5. Visualize the Results
Now, let's create an interactive visualization. Add this to your document_pipeline.py file:
import plotly.express as px
def visualize_extraction(data):
"""Create an interactive chart showing extracted data"""
# Convert structured data to a DataFrame
df = pd.DataFrame([data])
# Create a simple bar chart
fig = px.bar(df, x='Name', y='Email', title='Document Extraction Results')
fig.show()
Why? Visualization helps us understand and present the extracted data in an easy-to-read format.

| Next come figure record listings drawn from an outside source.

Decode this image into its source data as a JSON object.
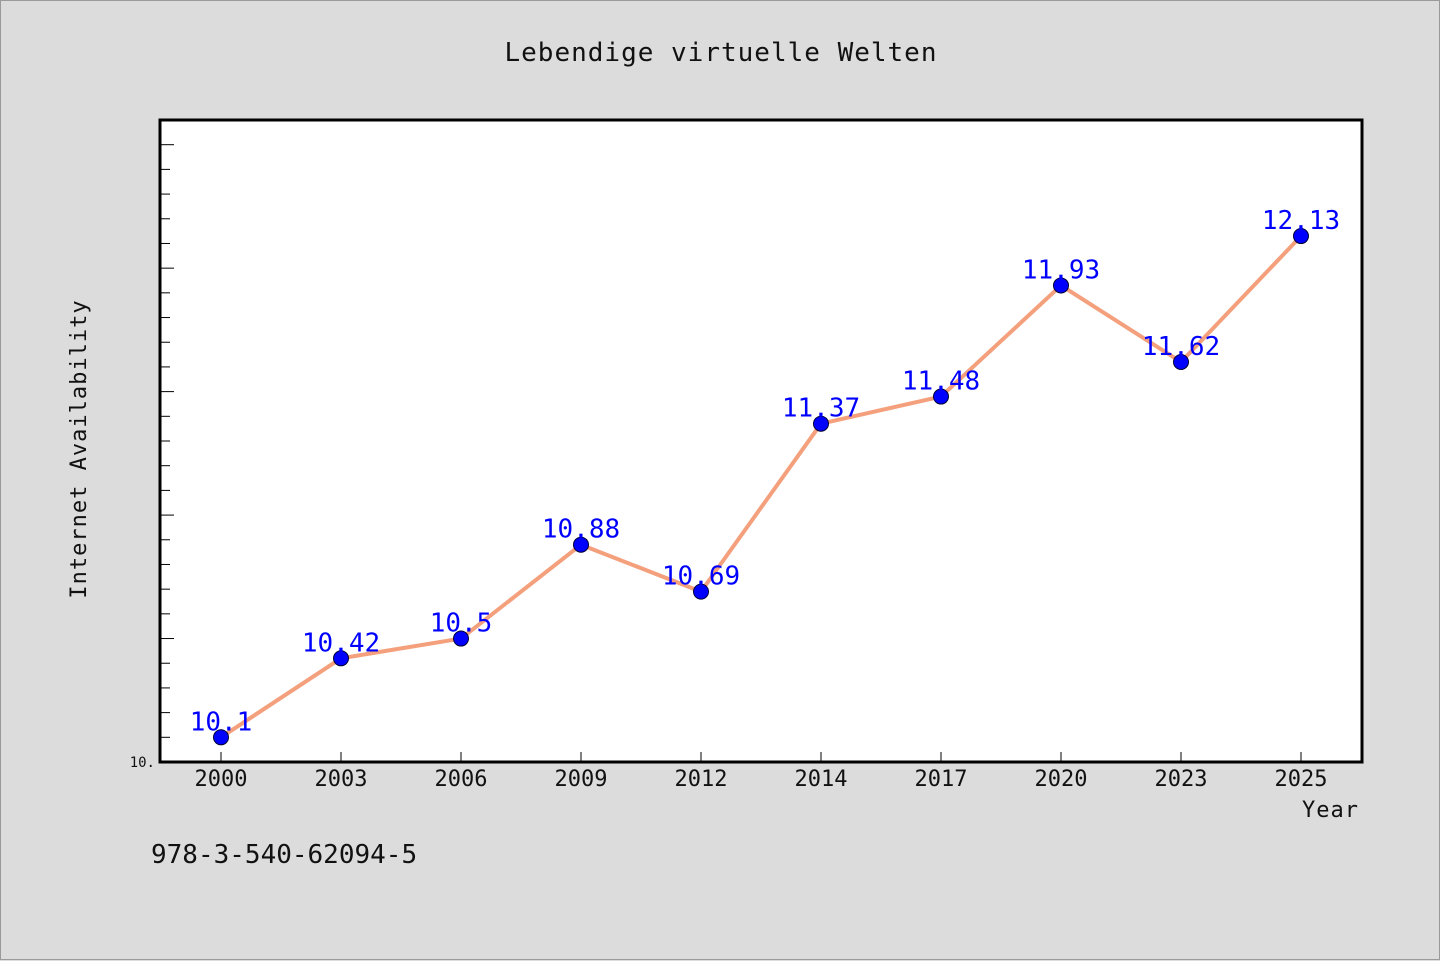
{
  "chart_data": {
    "type": "line",
    "title": "Lebendige virtuelle Welten",
    "xlabel": "Year",
    "ylabel": "Internet Availability",
    "categories": [
      "2000",
      "2003",
      "2006",
      "2009",
      "2012",
      "2014",
      "2017",
      "2020",
      "2023",
      "2025"
    ],
    "values": [
      10.1,
      10.42,
      10.5,
      10.88,
      10.69,
      11.37,
      11.48,
      11.93,
      11.62,
      12.13
    ],
    "data_labels": [
      "10.1",
      "10.42",
      "10.5",
      "10.88",
      "10.69",
      "11.37",
      "11.48",
      "11.93",
      "11.62",
      "12.13"
    ],
    "ylim": [
      10.0,
      12.6
    ],
    "y_min_label": "10.",
    "grid": false,
    "legend": "none",
    "line_color": "#f4a07c",
    "marker_color": "#0000ff",
    "label_color": "#0000ff",
    "background": "#dcdcdc",
    "plot_background": "#ffffff"
  },
  "footnote": "978-3-540-62094-5"
}
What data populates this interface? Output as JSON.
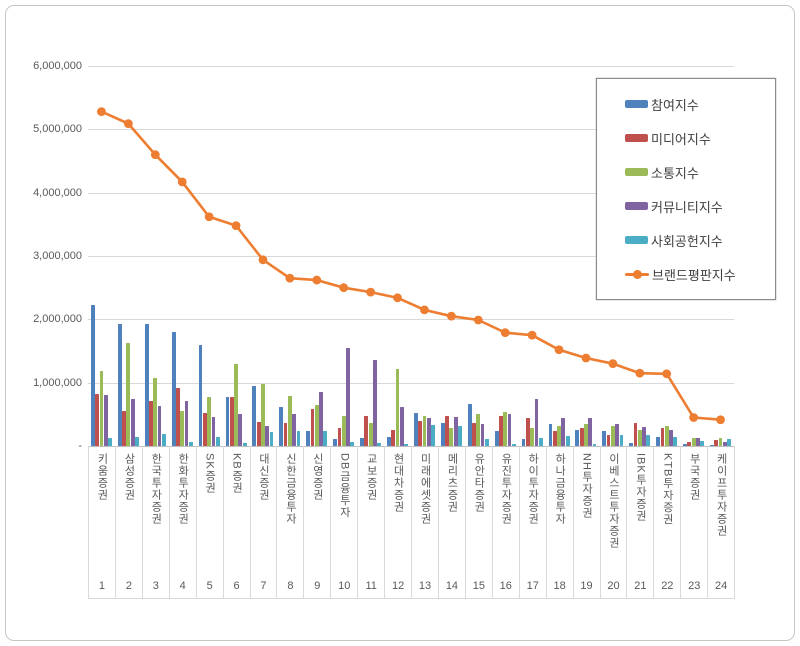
{
  "chart_data": {
    "type": "bar",
    "subtype": "grouped-bars-with-line-overlay",
    "title": "",
    "categories": [
      "키움증권",
      "삼성증권",
      "한국투자증권",
      "한화투자증권",
      "SK증권",
      "KB증권",
      "대신증권",
      "신한금융투자",
      "신영증권",
      "DB금융투자",
      "교보증권",
      "현대차증권",
      "미래에셋증권",
      "메리츠증권",
      "유안타증권",
      "유진투자증권",
      "하이투자증권",
      "하나금융투자",
      "NH투자증권",
      "이베스트투자증권",
      "IBK투자증권",
      "KTB투자증권",
      "부국증권",
      "케이프투자증권"
    ],
    "category_ranks": [
      "1",
      "2",
      "3",
      "4",
      "5",
      "6",
      "7",
      "8",
      "9",
      "10",
      "11",
      "12",
      "13",
      "14",
      "15",
      "16",
      "17",
      "18",
      "19",
      "20",
      "21",
      "22",
      "23",
      "24"
    ],
    "series": [
      {
        "name": "참여지수",
        "type": "bar",
        "color": "#4f81bd",
        "values": [
          2230000,
          1920000,
          1920000,
          1800000,
          1590000,
          780000,
          940000,
          610000,
          240000,
          110000,
          130000,
          150000,
          520000,
          370000,
          670000,
          240000,
          110000,
          340000,
          260000,
          230000,
          50000,
          150000,
          30000,
          20000
        ]
      },
      {
        "name": "미디어지수",
        "type": "bar",
        "color": "#c0504d",
        "values": [
          820000,
          560000,
          710000,
          920000,
          520000,
          770000,
          380000,
          360000,
          580000,
          280000,
          470000,
          260000,
          400000,
          480000,
          360000,
          470000,
          450000,
          230000,
          280000,
          180000,
          370000,
          290000,
          60000,
          90000
        ]
      },
      {
        "name": "소통지수",
        "type": "bar",
        "color": "#9bbb59",
        "values": [
          1190000,
          1620000,
          1070000,
          560000,
          770000,
          1300000,
          980000,
          790000,
          640000,
          480000,
          370000,
          1210000,
          480000,
          290000,
          500000,
          540000,
          280000,
          320000,
          340000,
          320000,
          250000,
          320000,
          120000,
          130000
        ]
      },
      {
        "name": "커뮤니티지수",
        "type": "bar",
        "color": "#8064a2",
        "values": [
          800000,
          750000,
          630000,
          710000,
          460000,
          500000,
          310000,
          510000,
          860000,
          1540000,
          1360000,
          610000,
          450000,
          460000,
          340000,
          500000,
          740000,
          450000,
          440000,
          340000,
          300000,
          260000,
          130000,
          60000
        ]
      },
      {
        "name": "사회공헌지수",
        "type": "bar",
        "color": "#4bacc6",
        "values": [
          120000,
          150000,
          190000,
          60000,
          150000,
          40000,
          220000,
          230000,
          230000,
          60000,
          40000,
          30000,
          330000,
          320000,
          110000,
          30000,
          120000,
          160000,
          30000,
          170000,
          180000,
          150000,
          80000,
          110000
        ]
      },
      {
        "name": "브랜드평판지수",
        "type": "line",
        "color": "#ed7d31",
        "values": [
          5280000,
          5090000,
          4600000,
          4170000,
          3620000,
          3480000,
          2940000,
          2650000,
          2620000,
          2500000,
          2430000,
          2340000,
          2150000,
          2050000,
          1990000,
          1790000,
          1750000,
          1520000,
          1390000,
          1300000,
          1150000,
          1140000,
          450000,
          415000
        ]
      }
    ],
    "y_axis": {
      "min": 0,
      "max": 6000000,
      "tick_interval": 1000000,
      "tick_labels": [
        "-",
        "1,000,000",
        "2,000,000",
        "3,000,000",
        "4,000,000",
        "5,000,000",
        "6,000,000"
      ]
    },
    "legend_position": "top-right",
    "grid": true
  }
}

6. Run the Complete Pipeline
Finally, let's run everything together. Update your test_pipeline.py file:
from document_pipeline import process_document, visualize_extraction
# Sample document text
sample_text = "John Smith works at Google. His email is [email protected] and his phone number is (555) 123-4567."
# Process the document
result = process_document(sample_text)
print("LangExtract Result:")
print(result['langextract'])
print("\nStructured Data:")
print(result['structured'])
# Visualize the results
visualize_extraction(result['structured'])
Why? This combines all our components into a full working pipeline.
Summary
Congratulations! You've built a complete document intelligence pipeline that:
- Processes unstructured text
- Uses Google's LangExtract for initial structure
- Uses OpenAI models for specific field extraction
- Visualizes the results interactively
This pipeline can be extended to handle more complex document types, additional fields, and more sophisticated visualizations. You've now learned the basics of building advanced document intelligence systems using modern AI tools.